Muse ingrate et versatile

Une nuit de ce week-end, assez tard et donc assez mouillé, j’ai cru avoir une formidable idée de billet au sujet de twitteur, de la gauche et de Voltaire. Cette inspiration m’était directement venue à la suite de la lecture de la blogowar déclenchée entre gens tolérants donc de gauche.

Dans ma tête cela prenait des allures d’échafaudage foutraque et grandiose, plein de sève libidinale et de licences obscènes. Cela aurait été un grand billet, faisant date dans l’histoire de la blogosphère politique et annihilant tous ces insectes. Cela aurait été la vie même exposée sous vos yeux ébahis, une explication définitive et absolue. Vous auriez été tellement secoué que vous vous seriez retrouvé avec la coupe de cheveux de Chantal Biya.

Et puis j’ai débourré. J’ai oublié cet élan et ce matin en lisant la note que je m’étais laissé pour penser à insuffler la vie dans ce qui était supposé devenir un être fabuleux, svelte et souple comme une vestale mythologique, je me suis rendu compte qu’en fait je n’en avais parfaitement rien à branler dans un verre de cantine de leurs enfantillages grotesques. Si leurs petites disputes ont pu me divertir une grosse demi-heure avant mon couché, elles ont perdu tout leur piquant dès lors que j’ai trouvé quelque chose de plus important à faire comme me curer le nez ou repasser le koala.

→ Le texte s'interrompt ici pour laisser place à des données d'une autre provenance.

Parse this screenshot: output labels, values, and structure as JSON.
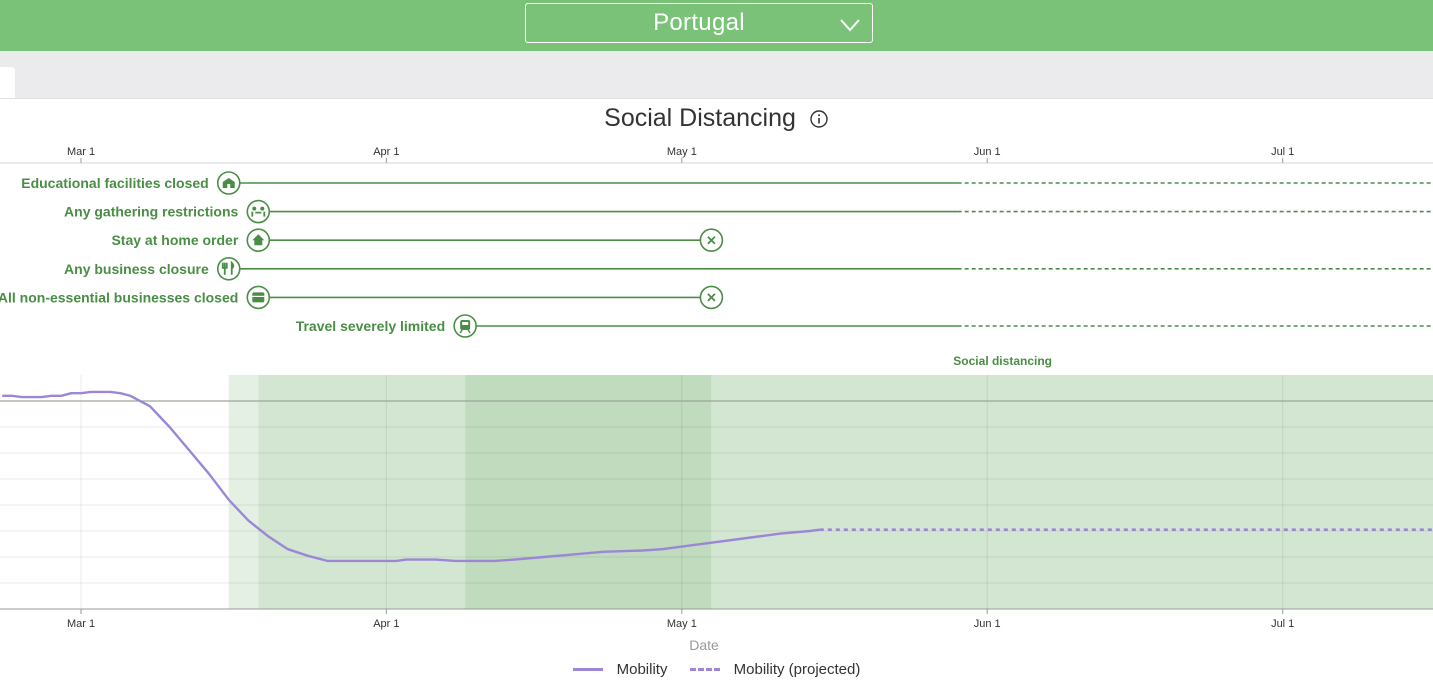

J’aurais dû écrire tout de suite au lieu de croire que l’on peut faire mûrir une fulgurance. Hemingway lui-même disait qu’il fallait écrire beurré et se relire à jeun.

Il n’en reste qu’une chose que je vais laconiquement partager avec vous. Twitteur est un média de gauche, je ne sais pas pourquoi mais c’est comme ça. La gauche passe son temps à rêver que Voltaire daigne s’abaisser à leur faire subir les derniers outrages. Ils adorent cette fausse citation de lui selon laquelle « je ne suis pas d’accord avec ce que vous dites mais je me battrai jusqu’au bout pour que vous puissiez le dire » et pourtant ils n’ont qu’une seule envie, faire taire par tous les moyens ceux qui ne sont pas d’accord avec eux sur tout au picomètre près. En ce sens, ils sont bien les dignes héritiers de cette girouette emperruquée de Voltaire.

Je retourne à de plus saines lectures.